The family structure in the modern world has changed to include more families headed by either a male or a female parent. The mode of parenting results from various factors such as divorce, death of a partner or pregnancies that occur outside marriage. Regardless of the parent’s gender, most single parent homes have similar characteristics especially with regard to the behavior of children. In the 2012 census carried out in the United States, the number of single parent households is on the rise and this has an impact on the financial status of the children (Ackerman et al., 65). The households that are headed by two parents are more likely to have access to higher incomes. This implies that most of the single-family households in the country experience more financial challenges than the other families headed by two parents. Due to the need to have more finances, the single parents in most households do not have time for their children as they are busy working. The inadequate attention that the children receive impacts negatively on their behavior and their achievement in life. Most of these children may have challenges relating with their peers and may exhibit learning challenges in school. The reduced finances in the single parent households have various emotional and psychological impacts such as low self-esteem that may affect the development of children (Ackerman et al., 73). One of the most important aspects in the social development of children is their social skills. The skills help them overcome the challenges they face in life because they are able to interact well with their peers. The social skills are easily developed among children with high self-esteem. Majority of the children from the single-parent households are poor and this may affect their self esteem negatively.

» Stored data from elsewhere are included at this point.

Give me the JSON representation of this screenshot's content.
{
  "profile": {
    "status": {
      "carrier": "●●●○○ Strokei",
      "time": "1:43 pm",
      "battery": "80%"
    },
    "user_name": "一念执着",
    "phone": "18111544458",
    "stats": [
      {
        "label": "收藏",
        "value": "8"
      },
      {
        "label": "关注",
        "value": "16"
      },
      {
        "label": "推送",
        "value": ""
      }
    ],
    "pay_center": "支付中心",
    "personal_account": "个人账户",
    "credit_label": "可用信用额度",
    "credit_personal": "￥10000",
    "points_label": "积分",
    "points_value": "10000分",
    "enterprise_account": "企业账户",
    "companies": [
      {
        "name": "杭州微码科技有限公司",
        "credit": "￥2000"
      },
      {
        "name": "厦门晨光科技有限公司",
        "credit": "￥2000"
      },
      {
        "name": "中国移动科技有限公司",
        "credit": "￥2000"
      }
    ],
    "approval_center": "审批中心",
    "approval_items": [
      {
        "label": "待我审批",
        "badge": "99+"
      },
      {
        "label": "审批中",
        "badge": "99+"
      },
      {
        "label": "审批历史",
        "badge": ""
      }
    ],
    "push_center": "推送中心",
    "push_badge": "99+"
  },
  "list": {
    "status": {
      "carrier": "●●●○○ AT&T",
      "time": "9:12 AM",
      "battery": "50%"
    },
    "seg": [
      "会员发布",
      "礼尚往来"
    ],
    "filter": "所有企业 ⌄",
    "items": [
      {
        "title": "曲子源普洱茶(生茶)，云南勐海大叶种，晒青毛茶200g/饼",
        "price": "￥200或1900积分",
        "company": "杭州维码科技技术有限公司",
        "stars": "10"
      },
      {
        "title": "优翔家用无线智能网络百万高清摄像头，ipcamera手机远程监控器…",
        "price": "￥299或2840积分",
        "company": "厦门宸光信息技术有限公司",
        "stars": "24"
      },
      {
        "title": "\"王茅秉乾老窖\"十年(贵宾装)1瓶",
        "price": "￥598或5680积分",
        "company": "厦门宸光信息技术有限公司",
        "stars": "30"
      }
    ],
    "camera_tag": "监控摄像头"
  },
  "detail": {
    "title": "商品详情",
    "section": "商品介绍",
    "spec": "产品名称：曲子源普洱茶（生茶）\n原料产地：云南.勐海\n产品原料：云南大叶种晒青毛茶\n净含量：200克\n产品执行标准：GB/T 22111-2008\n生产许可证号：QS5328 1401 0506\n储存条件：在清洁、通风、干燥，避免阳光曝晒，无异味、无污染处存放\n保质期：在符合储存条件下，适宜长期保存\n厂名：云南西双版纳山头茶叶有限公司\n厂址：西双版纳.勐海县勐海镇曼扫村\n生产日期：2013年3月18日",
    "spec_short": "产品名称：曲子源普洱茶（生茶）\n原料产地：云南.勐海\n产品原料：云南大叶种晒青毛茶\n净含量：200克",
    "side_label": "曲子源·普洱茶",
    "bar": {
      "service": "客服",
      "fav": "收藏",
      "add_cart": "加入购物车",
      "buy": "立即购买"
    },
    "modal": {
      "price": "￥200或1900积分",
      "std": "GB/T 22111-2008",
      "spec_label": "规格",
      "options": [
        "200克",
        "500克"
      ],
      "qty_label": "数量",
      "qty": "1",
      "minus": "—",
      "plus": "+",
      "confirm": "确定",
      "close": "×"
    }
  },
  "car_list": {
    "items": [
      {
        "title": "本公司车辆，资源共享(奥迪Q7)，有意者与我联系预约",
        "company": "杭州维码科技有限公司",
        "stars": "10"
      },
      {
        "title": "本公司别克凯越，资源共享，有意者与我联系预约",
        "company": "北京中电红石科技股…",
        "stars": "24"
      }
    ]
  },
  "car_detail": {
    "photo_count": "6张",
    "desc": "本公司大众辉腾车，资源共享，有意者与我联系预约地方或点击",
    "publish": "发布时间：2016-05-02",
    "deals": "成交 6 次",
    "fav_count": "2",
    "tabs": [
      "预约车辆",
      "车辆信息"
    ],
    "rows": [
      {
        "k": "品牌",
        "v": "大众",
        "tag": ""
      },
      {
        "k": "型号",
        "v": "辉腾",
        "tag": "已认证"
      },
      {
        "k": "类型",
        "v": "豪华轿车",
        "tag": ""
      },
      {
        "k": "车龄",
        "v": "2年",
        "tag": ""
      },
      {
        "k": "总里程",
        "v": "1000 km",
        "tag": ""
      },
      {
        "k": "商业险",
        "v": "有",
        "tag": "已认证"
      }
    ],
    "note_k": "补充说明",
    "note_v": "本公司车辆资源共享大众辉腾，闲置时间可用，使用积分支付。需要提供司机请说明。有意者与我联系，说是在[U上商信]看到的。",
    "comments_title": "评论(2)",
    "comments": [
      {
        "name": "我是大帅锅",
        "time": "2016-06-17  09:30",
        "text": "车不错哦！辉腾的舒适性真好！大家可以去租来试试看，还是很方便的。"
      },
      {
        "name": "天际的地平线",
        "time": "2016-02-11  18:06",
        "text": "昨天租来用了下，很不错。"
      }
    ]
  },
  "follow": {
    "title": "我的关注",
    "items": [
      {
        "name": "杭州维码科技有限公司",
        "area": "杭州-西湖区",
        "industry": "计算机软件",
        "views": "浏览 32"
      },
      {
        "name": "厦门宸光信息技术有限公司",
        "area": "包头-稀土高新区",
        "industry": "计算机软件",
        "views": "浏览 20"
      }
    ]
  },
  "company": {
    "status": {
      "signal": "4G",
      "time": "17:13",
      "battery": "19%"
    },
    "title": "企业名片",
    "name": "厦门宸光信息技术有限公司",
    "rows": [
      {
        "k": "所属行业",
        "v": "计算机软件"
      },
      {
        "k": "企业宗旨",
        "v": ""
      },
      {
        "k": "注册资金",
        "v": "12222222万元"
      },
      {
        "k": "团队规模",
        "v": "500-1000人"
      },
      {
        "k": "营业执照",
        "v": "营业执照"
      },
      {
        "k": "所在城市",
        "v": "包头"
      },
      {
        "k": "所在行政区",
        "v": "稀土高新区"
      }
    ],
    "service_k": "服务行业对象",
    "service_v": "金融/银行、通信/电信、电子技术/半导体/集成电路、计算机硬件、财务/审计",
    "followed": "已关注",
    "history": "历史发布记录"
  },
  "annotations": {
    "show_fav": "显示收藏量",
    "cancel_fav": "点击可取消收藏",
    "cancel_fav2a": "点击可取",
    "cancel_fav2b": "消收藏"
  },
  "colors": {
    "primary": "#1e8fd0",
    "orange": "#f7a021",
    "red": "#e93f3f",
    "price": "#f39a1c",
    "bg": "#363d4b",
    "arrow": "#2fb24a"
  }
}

Despite the negative effects of growing up in single parent households, there are positive effects that may influence the development of these children positively. The single parents do not have a partner to help them in their parenting roles and this may help them achieve a high sense of responsibility. This affects the lives of the children positively and they are less likely to develop behavioral problems. The emotional stability of such children is important in influencing both academic and non-academic aspects of life. Single parents do not have partners to share their challenges and happiness with and they end up confiding in their children about the challenges that they face (Yarber and Paul 235). This strengthens the bond between the parent and the child and makes them emotionally strong. Such children are able to handle difficult situations even when they grow up. Through the emotional support that they provide to their parents, the children gain a special understanding of adults.
The living standards of children who are brought up in single parent homes is likely to be lower than the other children due to financial instability. The children are likely to lack essentials such as medical covers and this may impact their health negatively. However, despite the challenges in finances, the children are likely to have better lives as adults compared to their counterparts. The strong bond that develops between the children and their single parents helps them become emotionally strong.
Ackerman, Robert Argento, Gerhard Fries, and Richard A. Windle. “Changes in US family finances from 2007 to 2010: Evidence from the Survey of Consumer Finances.” Federal Reserve Bulletin 100 (2012): 1-80.
Yarber, Annice D, and Paul M. Sharp. Focus on Single-Parent Families: Past, Present, and Future. Santa Barbara, Calif: Praeger, 2010. Print.